BATESVILLE, Ind. -- Leon Pulskamp was just a teenager when he enlisted in the United States Army. His experiences serving in Vietnam changed his life forever.
"The fighting, you never forget that," he said Thursday. "It stays with you your whole life."
Non-veterans in Batesville, Indiana, might not be able to understand the totality of former servicemembers' experiences and sacrifices, but the city government is doing its best to honor them over Memorial Day weekend.
That payback starts with memorial banners draped around the city's downtown. Each will display the name of a past, current or fallen military service members alongside their picture and the branch in which they served.
"We've had this opportunity to pay back those people who have spent time in the military, who have sacrificed more than most," Mayor Mike Bettice said.
By Thursday, Bettice's office had received close to 100 applications from people who believed their loved ones belonged on the banners, which will hang downtown from Memorial Day to Veterans Day.
Jim Placke nominated his father, a 93-year-old veteran of World World II who spent four months as a German prisoner of war.
"He's never really accepted credit for anything he did in the military," Place said.
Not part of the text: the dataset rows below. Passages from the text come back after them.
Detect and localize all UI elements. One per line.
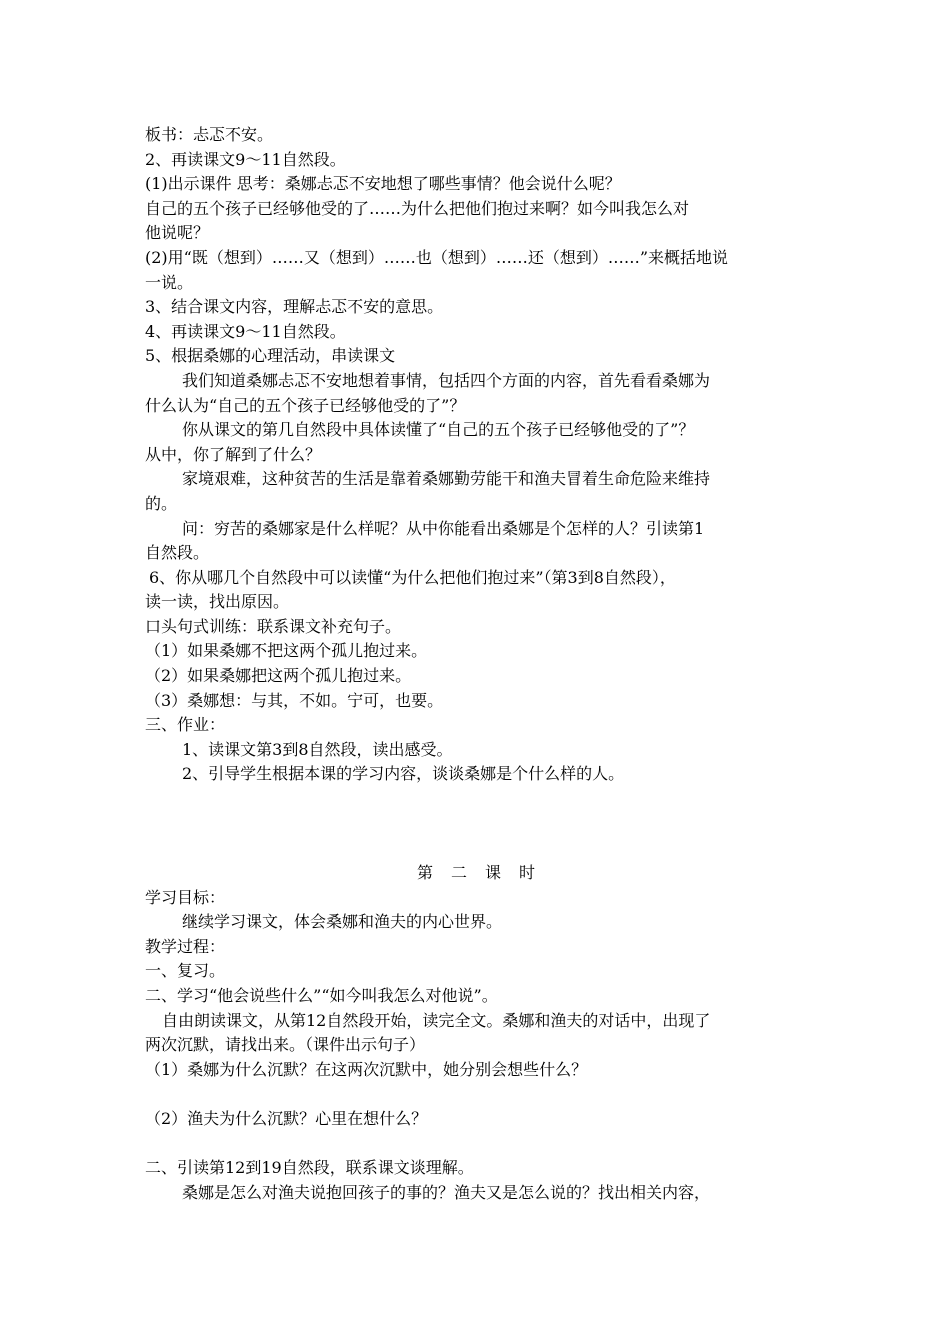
text-line: 自由朗读课文，从第12自然段开始，读完全文。桑娜和渔夫的对话中，出现了	[162, 1010, 711, 1030]
text-line: 两次沉默，请找出来。（课件出示句子）	[145, 1035, 426, 1055]
text-line: 2、再读课文9～11自然段。	[145, 149, 346, 169]
text-line: 自然段。	[145, 543, 210, 563]
text-line: 4、再读课文9～11自然段。	[145, 321, 346, 341]
text-line: 3、结合课文内容，理解忐忑不安的意思。	[145, 297, 444, 317]
document-page	[145, 123, 813, 1205]
text-line: 从中，你了解到了什么？	[145, 444, 322, 464]
text-line: （3）桑娜想：与其，不如。宁可，也要。	[145, 690, 444, 710]
text-line: 他说呢？	[145, 223, 210, 243]
text-line: 1、读课文第3到8自然段，读出感受。	[182, 739, 453, 759]
text-line: 口头句式训练：联系课文补充句子。	[145, 616, 402, 636]
text-line: 继续学习课文，体会桑娜和渔夫的内心世界。	[182, 912, 503, 932]
text-line: 学习目标：	[145, 887, 226, 907]
text-line: 你从课文的第几自然段中具体读懂了“自己的五个孩子已经够他受的了”？	[182, 420, 695, 440]
text-line: （1）如果桑娜不把这两个孤儿抱过来。	[145, 641, 428, 661]
lesson-title: 第二课时	[416, 863, 553, 883]
text-line: 的。	[145, 493, 178, 513]
text-line: 5、根据桑娜的心理活动，串读课文	[145, 346, 396, 366]
text-line: 家境艰难，这种贫苦的生活是靠着桑娜勤劳能干和渔夫冒着生命危险来维持	[182, 469, 711, 489]
text-line: 教学过程：	[145, 936, 226, 956]
text-line: 我们知道桑娜忐忑不安地想着事情，包括四个方面的内容，首先看看桑娜为	[182, 370, 711, 390]
text-line: (2)用“既（想到）……又（想到）……也（想到）……还（想到）……”来概括地说	[145, 247, 729, 267]
text-line: 6、你从哪几个自然段中可以读懂“为什么把他们抱过来”（第3到8自然段），	[149, 567, 676, 587]
text-line: 二、学习“他会说些什么”“如今叫我怎么对他说”。	[145, 986, 498, 1005]
text-line: （2）渔夫为什么沉默？心里在想什么？	[145, 1108, 428, 1128]
text-line: 板书：忐忑不安。	[145, 125, 274, 144]
text-line: 一说。	[145, 272, 194, 292]
section-gap	[145, 787, 813, 861]
text-line: （2）如果桑娜把这两个孤儿抱过来。	[145, 666, 412, 686]
text-line: 桑娜是怎么对渔夫说抱回孩子的事的？渔夫又是怎么说的？找出相关内容，	[182, 1182, 711, 1202]
text-line: 二、引读第12到19自然段，联系课文谈理解。	[145, 1158, 474, 1178]
text-line: (1)出示课件 思考：桑娜忐忑不安地想了哪些事情？他会说什么呢？	[145, 174, 621, 194]
text-line: 问：穷苦的桑娜家是什么样呢？从中你能看出桑娜是个怎样的人？引读第1	[182, 518, 705, 538]
text-line: 自己的五个孩子已经够他受的了……为什么把他们抱过来啊？如今叫我怎么对	[145, 198, 690, 218]
blank-line	[145, 1132, 813, 1157]
text-line: 读一读，找出原因。	[145, 592, 290, 612]
text-line: 一、复习。	[145, 961, 226, 981]
text-line: 2、引导学生根据本课的学习内容，谈谈桑娜是个什么样的人。	[182, 764, 625, 784]
text-line: 什么认为“自己的五个孩子已经够他受的了”？	[145, 395, 466, 415]
text-line: 三、作业：	[145, 715, 226, 735]
blank-line	[145, 1082, 813, 1107]
text-line: （1）桑娜为什么沉默？在这两次沉默中，她分别会想些什么？	[145, 1059, 588, 1079]
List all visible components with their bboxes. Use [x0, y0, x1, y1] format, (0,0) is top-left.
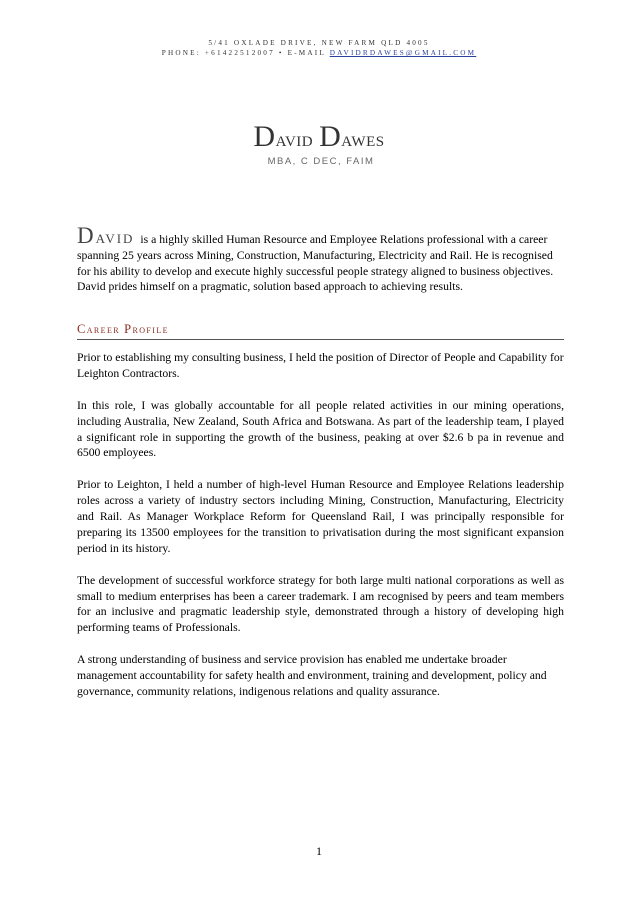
heading-initial-p: P	[124, 322, 133, 336]
address-line: 5/41 OXLADE DRIVE, NEW FARM QLD 4005	[208, 39, 430, 47]
first-name-initial: D	[253, 120, 276, 153]
phone-email-line	[0, 48, 638, 58]
credentials: MBA, C DEC, FAIM	[267, 156, 375, 167]
career-profile-body	[77, 350, 564, 716]
intro-lead-initial: D	[77, 223, 96, 248]
intro-lead-name	[77, 223, 135, 248]
intro-paragraph	[77, 223, 564, 295]
first-name-rest: avid	[275, 126, 314, 151]
career-paragraph: The development of successful workforce strategy for both large multi national corporations as well as small to medium enterprises has been a career trademark. I am recognised by peers and team members for an inclusive and pragmatic leadership style, demonstrated through a history of developing high performing teams of Professionals.	[77, 573, 564, 635]
last-name-initial: D	[319, 120, 342, 153]
page-number: 1	[316, 844, 322, 858]
career-paragraph: Prior to Leighton, I held a number of high-level Human Resource and Employee Relations leadership roles across a variety of industry sectors including Mining, Construction, Manufacturing, Electricity and Rail. As Manager Workplace Reform for Queensland Rail, I was principally responsible for preparing its 13500 employees for the transition to privatisation during the most significant expansion period in its history.	[77, 478, 564, 555]
email-label: E-MAIL	[287, 49, 326, 57]
career-profile-heading	[77, 322, 564, 340]
contact-header	[0, 38, 638, 58]
career-paragraph: A strong understanding of business and service provision has enabled me undertake broader management accountability for safety health and environment, training and development, policy and governance, community relations, indigenous relations and quality assurance.	[77, 653, 547, 698]
intro-lead-rest: avid	[95, 227, 135, 247]
heading-initial-c: C	[77, 322, 87, 336]
career-paragraph: Prior to establishing my consulting business, I held the position of Director of People and Capability for Leighton Contractors.	[77, 351, 564, 380]
heading-rest-areer: areer	[86, 324, 120, 336]
intro-text: is a highly skilled Human Resource and Employee Relations professional with a career spanning 25 years across Mining, Construction, Manufacturing, Electricity and Rail. He is recognised for his ability to develop and execute highly successful people strategy aligned to business objectives. David prides himself on a pragmatic, solution based approach to achieving results.	[77, 233, 554, 294]
heading-rest-rofile: rofile	[132, 324, 169, 336]
email-link[interactable]: DAVIDRDAWES@GMAIL.COM	[329, 49, 477, 57]
career-paragraph: In this role, I was globally accountable for all people related activities in our mining operations, including Australia, New Zealand, South Africa and Botswana. As part of the leadership team, I played a significant role in supporting the growth of the business, peaking at over $2.6 b pa in revenue and 6500 employees.	[77, 398, 564, 460]
name-block	[0, 122, 638, 170]
phone-text: PHONE: +61422512007	[161, 49, 275, 57]
last-name-rest: awes	[341, 126, 385, 151]
separator-bullet: •	[278, 49, 284, 57]
person-name	[0, 122, 638, 154]
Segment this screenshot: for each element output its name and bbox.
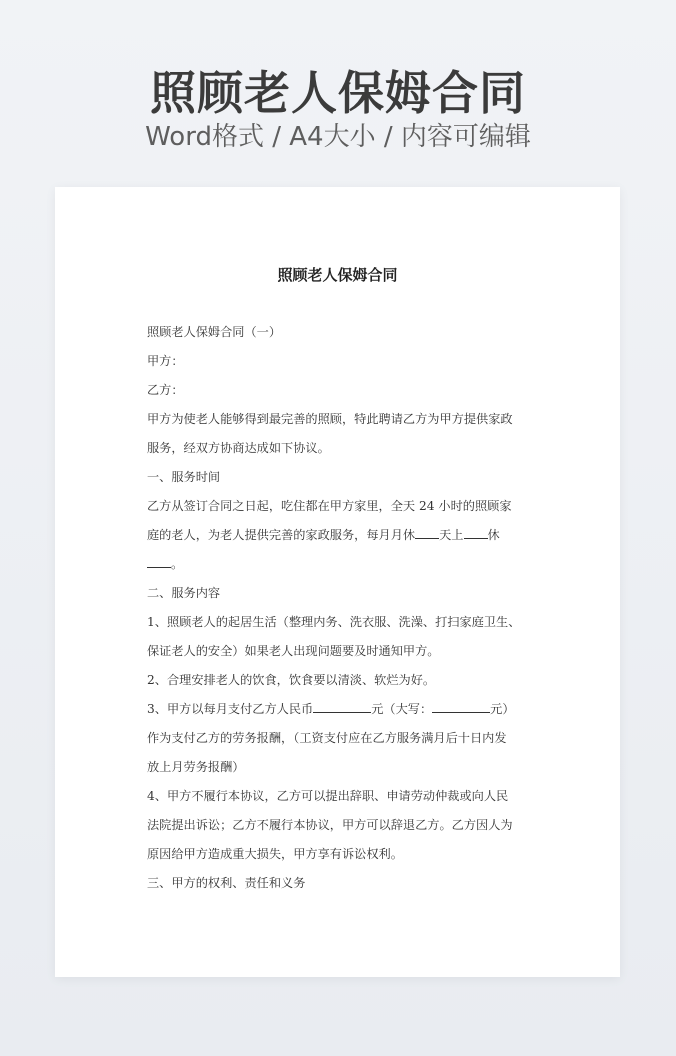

Former servicemembers and their families across the city shared stories of their loved ones' sacrifices and of finding "a path throughout life" among the ranks of the United States Armed Forces.
The tide of goodwill toward veterans is a welcome one for Pulskamp, who didn't experience anything like it after his service. Many soldiers in the Vietnam era came home to a country that, while reevaluating its national relationship with war, often received returning participants of that war coolly at best.
"We were never noticed before or appreciated," he said. "This, I thinks something special."